Less is more when it comes to health care utilization and outcomes. The U.S. allocates too many resources to a huge line item of waste in the health system – administrative (in terms of too many paper processes and staff to deal with them) and clinically (especially involving duplicated tests and ineffective treatments that aren’t based on evidence based medicine).
“Take less” is the tagline of the company called help which is found at the URL http://www.helpineedhelp.com/.
This is a consumer-facing over-the-counter drug supplier. Their product line counts 7 mature products each packaged with the health complaint they target: “Help,”
- I have a headache = acetaminophen
- I have an aching body = ibuprofen
- I’ve cut myself = adhesive bandages
- I have a blister = hydrocolloid bandages
- I have allergies = loratidine antihistamine
- I can’t sleep = diphenhydramine
- I have a runny nose = phenylephrine nasal congestant.
The packaging measures about 3.25″ square and weighs virtually nothing to carry around in a pocket, handbag, backpack or business case. Packaging is biodegradable, bioplastic, and made from paper pulp. Each package contains 16 doses of the product.
Thus, help also means “less,” as a business philosophy: less waste and less dyes. But “less” to the help team also means less greed, less self-indulgence, less confusion, and less drugs.
The product line is carried at several retail pharmacy chains: I’ve seen it in Target and Walgreens nationally, and Duane Reade in NYC. It’s also found in some of my favorite consumer brand companies such as Virgin America and Morgan Hotels, among other retail channels.
Health Populi’s Hot Points: Start with the importance of design: help’s packaging and overall concept is smart, clean, rational, and sensible at this point in economic time. Its philosophy of less-is-more and objective to lessen confusion are welcome corporate objectives in an era of too-much-healthcare and Overtreatment (click on the link to read more about Shannon Brownlee’s treatise on the subject, Overtreated).

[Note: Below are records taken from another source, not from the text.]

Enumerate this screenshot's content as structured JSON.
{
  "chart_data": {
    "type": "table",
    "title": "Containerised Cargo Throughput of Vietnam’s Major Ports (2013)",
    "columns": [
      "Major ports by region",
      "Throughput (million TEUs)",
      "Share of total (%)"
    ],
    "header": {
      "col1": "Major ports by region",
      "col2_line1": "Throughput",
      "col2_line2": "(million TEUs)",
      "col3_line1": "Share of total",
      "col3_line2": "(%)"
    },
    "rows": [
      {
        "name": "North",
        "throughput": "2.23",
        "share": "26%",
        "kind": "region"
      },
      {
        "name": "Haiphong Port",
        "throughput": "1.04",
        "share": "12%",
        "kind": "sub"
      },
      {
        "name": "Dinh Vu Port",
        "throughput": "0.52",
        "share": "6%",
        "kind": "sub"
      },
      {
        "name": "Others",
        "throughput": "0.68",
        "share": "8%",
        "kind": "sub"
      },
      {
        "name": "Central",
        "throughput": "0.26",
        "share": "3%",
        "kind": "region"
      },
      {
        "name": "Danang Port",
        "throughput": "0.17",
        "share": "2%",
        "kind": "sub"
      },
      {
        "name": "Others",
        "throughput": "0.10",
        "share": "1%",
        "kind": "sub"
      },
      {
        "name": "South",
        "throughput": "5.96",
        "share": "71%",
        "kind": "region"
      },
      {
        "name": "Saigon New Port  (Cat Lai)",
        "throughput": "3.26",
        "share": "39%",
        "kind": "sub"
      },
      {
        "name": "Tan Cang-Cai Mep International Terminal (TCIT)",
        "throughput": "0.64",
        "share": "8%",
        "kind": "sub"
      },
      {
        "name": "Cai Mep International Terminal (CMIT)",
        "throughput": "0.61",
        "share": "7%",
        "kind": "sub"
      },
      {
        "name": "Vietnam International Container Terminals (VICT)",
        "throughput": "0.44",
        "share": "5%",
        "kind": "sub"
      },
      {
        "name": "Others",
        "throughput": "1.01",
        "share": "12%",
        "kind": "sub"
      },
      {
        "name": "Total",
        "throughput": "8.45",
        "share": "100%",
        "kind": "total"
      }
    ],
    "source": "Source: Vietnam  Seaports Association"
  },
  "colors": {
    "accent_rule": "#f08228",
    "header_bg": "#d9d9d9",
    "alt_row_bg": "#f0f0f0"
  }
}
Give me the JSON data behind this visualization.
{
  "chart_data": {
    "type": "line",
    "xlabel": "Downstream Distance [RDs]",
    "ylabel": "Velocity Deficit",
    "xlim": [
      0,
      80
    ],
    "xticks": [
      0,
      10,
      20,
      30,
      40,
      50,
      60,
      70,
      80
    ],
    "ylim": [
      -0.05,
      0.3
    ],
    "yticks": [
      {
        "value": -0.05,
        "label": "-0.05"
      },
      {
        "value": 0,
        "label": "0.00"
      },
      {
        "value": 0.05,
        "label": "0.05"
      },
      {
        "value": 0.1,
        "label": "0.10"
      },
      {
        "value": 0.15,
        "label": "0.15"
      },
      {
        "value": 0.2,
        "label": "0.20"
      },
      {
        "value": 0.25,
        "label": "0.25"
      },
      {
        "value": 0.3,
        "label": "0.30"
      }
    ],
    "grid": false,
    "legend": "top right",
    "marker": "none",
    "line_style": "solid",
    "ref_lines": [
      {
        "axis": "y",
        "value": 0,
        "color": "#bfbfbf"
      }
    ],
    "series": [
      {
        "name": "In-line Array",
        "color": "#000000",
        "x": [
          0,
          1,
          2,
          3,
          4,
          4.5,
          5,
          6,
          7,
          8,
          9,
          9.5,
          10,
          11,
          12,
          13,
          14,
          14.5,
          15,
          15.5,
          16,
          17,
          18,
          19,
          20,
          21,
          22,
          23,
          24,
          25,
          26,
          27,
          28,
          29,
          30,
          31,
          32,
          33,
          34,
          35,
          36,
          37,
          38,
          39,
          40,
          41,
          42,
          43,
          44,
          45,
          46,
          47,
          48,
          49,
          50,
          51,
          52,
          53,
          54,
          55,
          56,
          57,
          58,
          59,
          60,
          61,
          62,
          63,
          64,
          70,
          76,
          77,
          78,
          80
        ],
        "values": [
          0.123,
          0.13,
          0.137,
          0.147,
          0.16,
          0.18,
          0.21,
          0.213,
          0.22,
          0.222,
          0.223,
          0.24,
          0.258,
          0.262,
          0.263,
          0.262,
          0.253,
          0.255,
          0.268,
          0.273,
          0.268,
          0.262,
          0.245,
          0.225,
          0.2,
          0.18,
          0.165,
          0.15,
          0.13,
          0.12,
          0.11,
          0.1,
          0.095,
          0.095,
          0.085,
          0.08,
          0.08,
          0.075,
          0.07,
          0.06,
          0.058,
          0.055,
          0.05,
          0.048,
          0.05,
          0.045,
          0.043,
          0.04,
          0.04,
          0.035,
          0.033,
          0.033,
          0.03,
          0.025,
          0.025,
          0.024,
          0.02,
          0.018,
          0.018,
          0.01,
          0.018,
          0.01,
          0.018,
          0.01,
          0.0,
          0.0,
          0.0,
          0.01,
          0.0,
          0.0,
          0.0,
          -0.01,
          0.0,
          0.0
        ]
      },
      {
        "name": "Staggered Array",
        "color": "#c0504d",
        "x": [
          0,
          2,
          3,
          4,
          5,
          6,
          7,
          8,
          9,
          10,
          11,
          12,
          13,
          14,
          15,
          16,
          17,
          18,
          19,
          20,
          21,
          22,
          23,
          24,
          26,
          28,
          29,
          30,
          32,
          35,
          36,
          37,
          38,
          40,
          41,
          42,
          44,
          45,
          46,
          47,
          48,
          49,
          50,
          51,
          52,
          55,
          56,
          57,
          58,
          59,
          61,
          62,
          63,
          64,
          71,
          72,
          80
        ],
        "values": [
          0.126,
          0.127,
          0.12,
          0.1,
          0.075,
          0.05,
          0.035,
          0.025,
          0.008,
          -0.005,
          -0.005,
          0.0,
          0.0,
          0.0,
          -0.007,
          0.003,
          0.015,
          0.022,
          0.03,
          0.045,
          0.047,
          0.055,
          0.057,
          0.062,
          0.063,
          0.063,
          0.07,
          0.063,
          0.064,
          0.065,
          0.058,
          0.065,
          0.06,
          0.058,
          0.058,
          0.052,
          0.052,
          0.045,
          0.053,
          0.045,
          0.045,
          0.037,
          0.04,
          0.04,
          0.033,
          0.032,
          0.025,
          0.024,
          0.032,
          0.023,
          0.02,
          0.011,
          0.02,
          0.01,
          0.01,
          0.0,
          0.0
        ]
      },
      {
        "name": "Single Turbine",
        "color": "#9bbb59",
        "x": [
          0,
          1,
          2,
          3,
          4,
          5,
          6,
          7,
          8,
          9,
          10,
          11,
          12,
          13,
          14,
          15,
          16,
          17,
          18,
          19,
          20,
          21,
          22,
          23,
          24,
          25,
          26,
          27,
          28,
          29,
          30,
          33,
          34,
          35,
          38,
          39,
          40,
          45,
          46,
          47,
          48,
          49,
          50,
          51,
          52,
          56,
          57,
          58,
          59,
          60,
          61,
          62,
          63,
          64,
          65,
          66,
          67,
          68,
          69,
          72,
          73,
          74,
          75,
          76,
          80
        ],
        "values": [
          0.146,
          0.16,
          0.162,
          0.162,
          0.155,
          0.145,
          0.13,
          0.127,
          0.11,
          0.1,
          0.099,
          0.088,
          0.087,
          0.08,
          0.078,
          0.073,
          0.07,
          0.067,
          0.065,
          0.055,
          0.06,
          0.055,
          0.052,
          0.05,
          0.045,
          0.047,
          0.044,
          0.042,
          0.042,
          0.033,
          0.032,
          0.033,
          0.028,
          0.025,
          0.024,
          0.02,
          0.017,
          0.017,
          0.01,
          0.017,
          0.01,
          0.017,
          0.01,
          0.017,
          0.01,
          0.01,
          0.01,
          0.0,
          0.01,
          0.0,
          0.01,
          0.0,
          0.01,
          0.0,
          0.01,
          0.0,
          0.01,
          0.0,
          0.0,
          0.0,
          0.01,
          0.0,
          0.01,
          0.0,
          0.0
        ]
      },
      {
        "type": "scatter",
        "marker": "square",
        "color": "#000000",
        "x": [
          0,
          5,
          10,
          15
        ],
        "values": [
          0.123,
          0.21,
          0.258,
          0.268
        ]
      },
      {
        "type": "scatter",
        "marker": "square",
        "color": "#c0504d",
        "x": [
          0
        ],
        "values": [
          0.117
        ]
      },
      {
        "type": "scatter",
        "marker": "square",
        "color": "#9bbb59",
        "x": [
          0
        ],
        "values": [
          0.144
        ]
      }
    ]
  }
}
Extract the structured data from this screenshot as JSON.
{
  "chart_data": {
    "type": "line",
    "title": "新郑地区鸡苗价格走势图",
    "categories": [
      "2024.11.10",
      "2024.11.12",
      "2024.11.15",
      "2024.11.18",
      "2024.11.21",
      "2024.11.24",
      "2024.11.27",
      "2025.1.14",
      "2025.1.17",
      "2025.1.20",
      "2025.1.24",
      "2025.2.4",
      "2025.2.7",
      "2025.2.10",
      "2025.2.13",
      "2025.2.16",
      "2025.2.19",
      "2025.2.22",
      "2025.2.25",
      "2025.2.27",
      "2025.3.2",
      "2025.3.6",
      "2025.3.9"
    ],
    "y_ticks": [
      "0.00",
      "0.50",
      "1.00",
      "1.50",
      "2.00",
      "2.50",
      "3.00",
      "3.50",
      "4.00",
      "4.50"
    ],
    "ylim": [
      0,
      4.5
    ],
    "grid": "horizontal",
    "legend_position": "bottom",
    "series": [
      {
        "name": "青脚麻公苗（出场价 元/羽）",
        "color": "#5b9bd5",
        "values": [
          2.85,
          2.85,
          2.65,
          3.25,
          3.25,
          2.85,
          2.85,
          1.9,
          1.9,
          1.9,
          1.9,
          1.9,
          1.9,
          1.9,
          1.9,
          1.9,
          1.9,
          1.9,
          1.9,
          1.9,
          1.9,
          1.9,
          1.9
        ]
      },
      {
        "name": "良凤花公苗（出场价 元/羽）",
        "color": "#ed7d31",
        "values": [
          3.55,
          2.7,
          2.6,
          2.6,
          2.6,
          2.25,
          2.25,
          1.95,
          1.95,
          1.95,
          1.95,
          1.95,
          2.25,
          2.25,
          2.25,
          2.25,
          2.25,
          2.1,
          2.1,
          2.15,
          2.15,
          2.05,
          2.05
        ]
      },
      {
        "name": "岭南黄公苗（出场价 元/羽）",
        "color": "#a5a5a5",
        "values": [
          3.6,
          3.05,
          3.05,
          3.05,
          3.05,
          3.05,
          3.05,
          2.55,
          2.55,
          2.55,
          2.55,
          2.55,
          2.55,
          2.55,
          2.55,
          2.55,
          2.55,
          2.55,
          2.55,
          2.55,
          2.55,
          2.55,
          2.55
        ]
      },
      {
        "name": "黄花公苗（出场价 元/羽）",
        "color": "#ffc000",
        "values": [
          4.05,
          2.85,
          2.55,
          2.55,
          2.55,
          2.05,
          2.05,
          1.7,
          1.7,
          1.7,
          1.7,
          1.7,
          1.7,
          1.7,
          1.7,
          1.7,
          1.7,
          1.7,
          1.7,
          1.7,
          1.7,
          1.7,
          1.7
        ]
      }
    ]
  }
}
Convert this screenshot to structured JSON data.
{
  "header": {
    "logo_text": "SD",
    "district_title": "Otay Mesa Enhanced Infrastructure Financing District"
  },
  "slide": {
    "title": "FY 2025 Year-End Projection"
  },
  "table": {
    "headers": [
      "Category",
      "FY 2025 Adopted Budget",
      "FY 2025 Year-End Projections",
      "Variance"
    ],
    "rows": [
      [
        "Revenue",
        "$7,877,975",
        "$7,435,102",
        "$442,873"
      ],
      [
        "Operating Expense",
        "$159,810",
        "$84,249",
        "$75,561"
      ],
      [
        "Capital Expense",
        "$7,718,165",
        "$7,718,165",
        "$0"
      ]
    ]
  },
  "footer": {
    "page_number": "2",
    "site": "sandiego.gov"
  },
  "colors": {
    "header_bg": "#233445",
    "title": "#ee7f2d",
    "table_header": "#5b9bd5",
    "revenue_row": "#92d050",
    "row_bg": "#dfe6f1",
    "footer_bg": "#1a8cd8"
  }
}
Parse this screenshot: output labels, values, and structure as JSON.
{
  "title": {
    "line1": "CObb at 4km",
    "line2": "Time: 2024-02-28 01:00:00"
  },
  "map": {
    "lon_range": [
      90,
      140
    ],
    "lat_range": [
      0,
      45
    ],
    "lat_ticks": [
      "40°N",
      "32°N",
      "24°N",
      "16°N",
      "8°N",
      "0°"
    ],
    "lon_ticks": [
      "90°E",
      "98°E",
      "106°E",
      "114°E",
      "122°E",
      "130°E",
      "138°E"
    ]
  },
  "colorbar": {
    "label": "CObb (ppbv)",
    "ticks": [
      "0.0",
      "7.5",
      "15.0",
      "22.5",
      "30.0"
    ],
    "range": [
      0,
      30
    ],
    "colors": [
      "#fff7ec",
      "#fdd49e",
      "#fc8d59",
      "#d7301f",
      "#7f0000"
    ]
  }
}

I was delighted to discover this product line at my local Target store at a very visible end-cap in the pain meds aisle. Target is already an important force in well-designed health products and services. I waxed lyrically about Target’s Design of the Decade award from ISDA for the chain’s safe prescription pill bottles in December 2010 – elegantly designed, and targeting the significant public health problem of medical errors.
The help team has the opportunity to apply their smart precepts of great design and consumer engagement for other health products and services. They cut through confusion by being elegantly simple and clear, stating the clinical problem in a clean large font, along with the dose of the meds. The Drug Facts label on the back of the package is clear and states, “Help I have an aching body is a drug, not a sweet candy treat. We wouldn’t try to trick you by coating it with sugar.”
This offering represents the new breed of highly engaging products targeting the empowered DIY healthcare consumer.